Oh, thank you! That's really sweet of yours. :'>


----------



## Infrarednexus (Nov 16, 2019)

Another old drawing of mine. I drew this one back in 2013 so it's been a while. It's a rogue cyborg wolf admiring the cityscape as the sun goes down.


----------



## JesterKatz (Nov 16, 2019)

WimexSeven said:


> Nice! Your witch Mangle looks amazing! I love the expression she is giving! The green magic effect it super nice too!! Fantastic job!



Aww you, thank you.  (๑•́ ω •̀๑)


----------



## WimexSeven (Nov 17, 2019)

SOM_TOCHKA_COM said:


> OH MY! I thought it was the scan! WOW! Just WOW! But I'm still recruiting new members into my traditional-art-church. > If you would like to participate I'm gonna be happy!
> 
> Oh, thank you! That's really sweet of yours. :'>


Yeah!! I feel more creative with my mechanical pencil so I recreated it. Works like a charm!
On that note though, despite being a digital artist I will always love traditional art. It's how I first started art and was one for years and years. It's a shame that people think they need to go digital to be considered 'professional' though. 
The last thing I done traditional though was this on an A2 artbook!


Spoiler


----------



## WimexSeven (Nov 17, 2019)

Infrarednexus said:


> Another old drawing of mine. I drew this one back in 2013 so it's been a while. It's a rogue cyborg wolf admiring the cityscape as the sun goes down.


Whoa, I love the contrast of the red and black background compared to the blue of character! Helps the character stand out. While it was a while back, it still is rather amazing! Do you still draw, or create?


----------



## SOM_TOCHKA_COM (Nov 17, 2019)

WimexSeven said:


> Yeah!! I feel more creative with my mechanical pencil so I recreated it. Works like a charm!
> On that note though, despite being a digital artist I will always love traditional art. It's how I first started art and was one for years and years. It's a shame that people think they need to go digital to be considered 'professional' though.
> The last thing I done traditional though was this on an A2 artbook!
> 
> ...


WOW! I really like what you do with pencil! That looks really nice and I'm always up for anyone who're brave enough to use A-2 format. I mostly work on A-5.


----------



## Infrarednexus (Nov 17, 2019)

WimexSeven said:


> Whoa, I love the contrast of the red and black background compared to the blue of character! Helps the character stand out. While it was a while back, it still is rather amazing! Do you still draw, or create?

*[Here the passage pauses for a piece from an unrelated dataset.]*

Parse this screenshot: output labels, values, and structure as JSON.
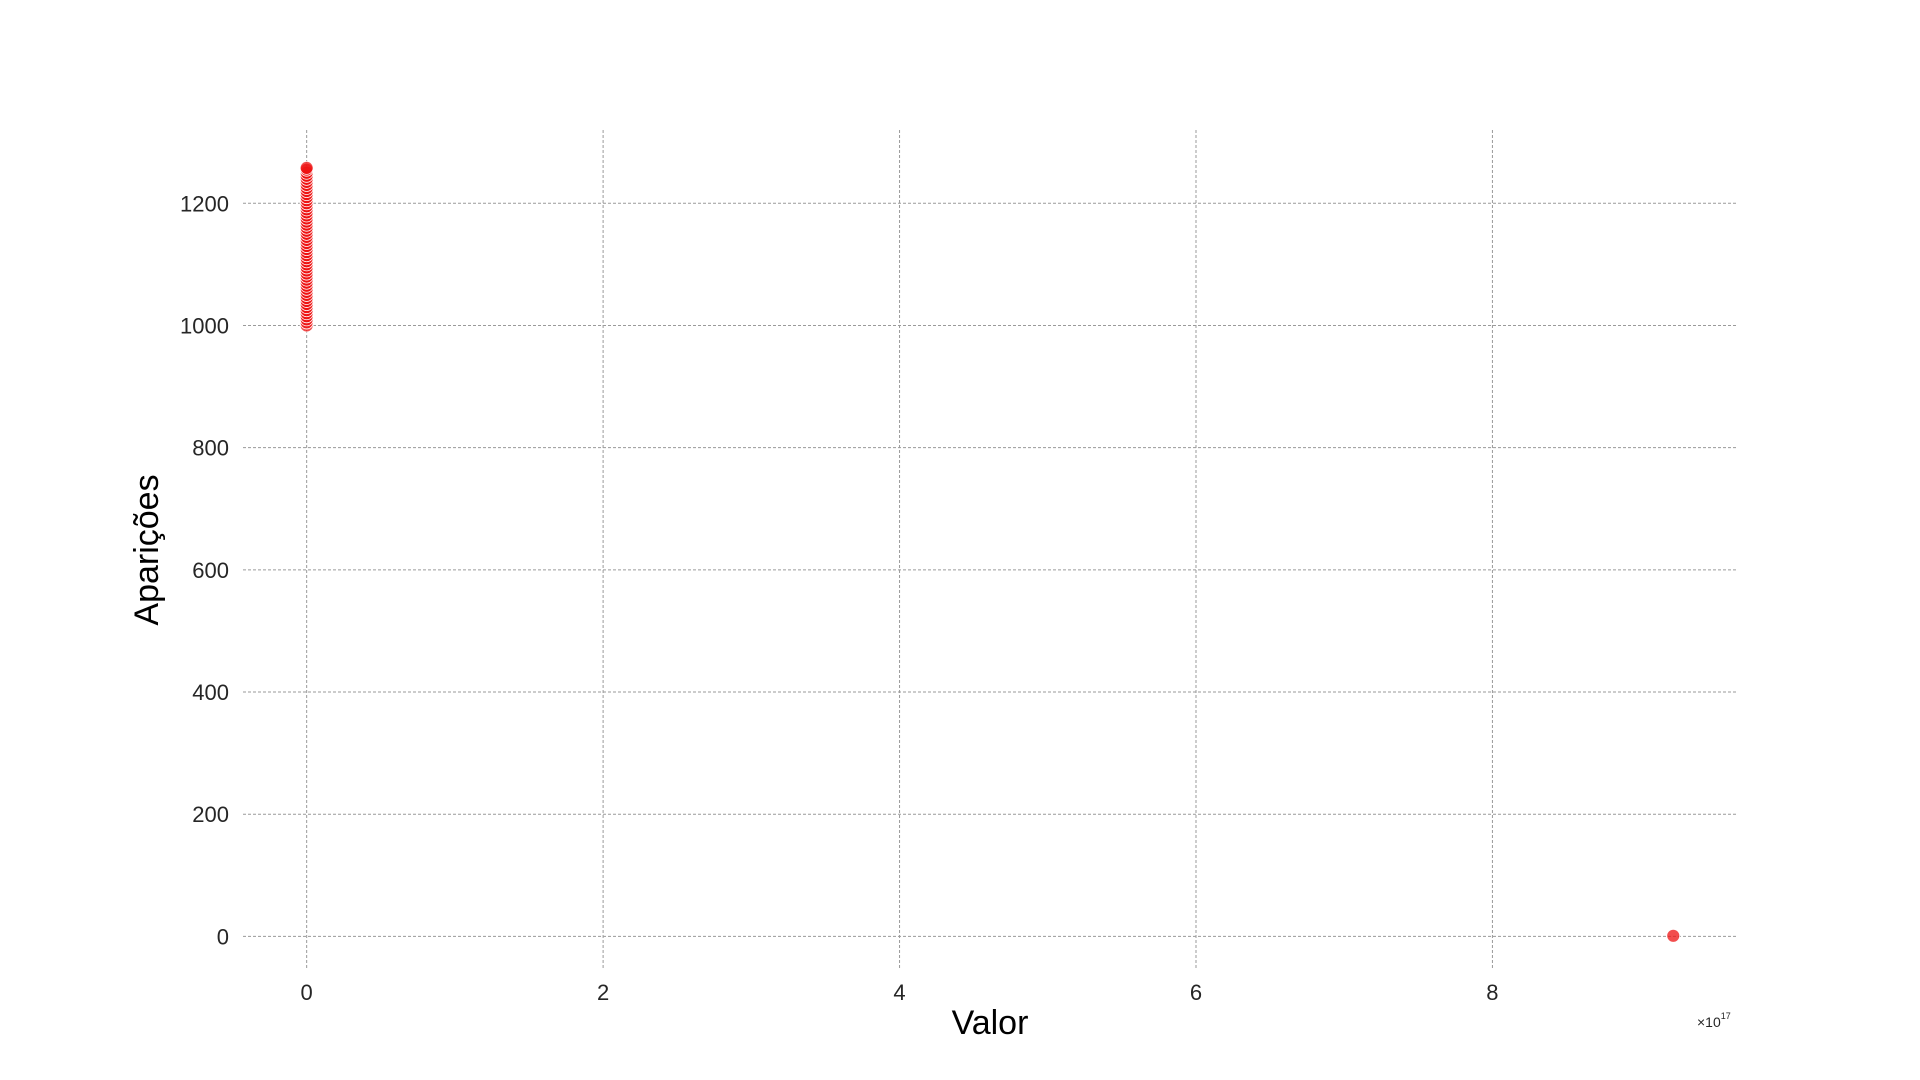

I don't have a tablet any more but I still do image editing on my laptop.


----------



## narutogod123 (Nov 20, 2019)

I like your art!

I drew Beastars fanart






Also this


----------



## Synistar (Nov 25, 2019)

I made these two a little while ago. my mate and her sister asked for some art and so i thought id share them here


----------



## Vinfang (Dec 6, 2019)

narutogod123 said:


> I like your art!
> 
> I drew Beastars fanart
> 
> ...



legoshi OwO


----------



## Vinfang (Dec 6, 2019)

Wip...


----------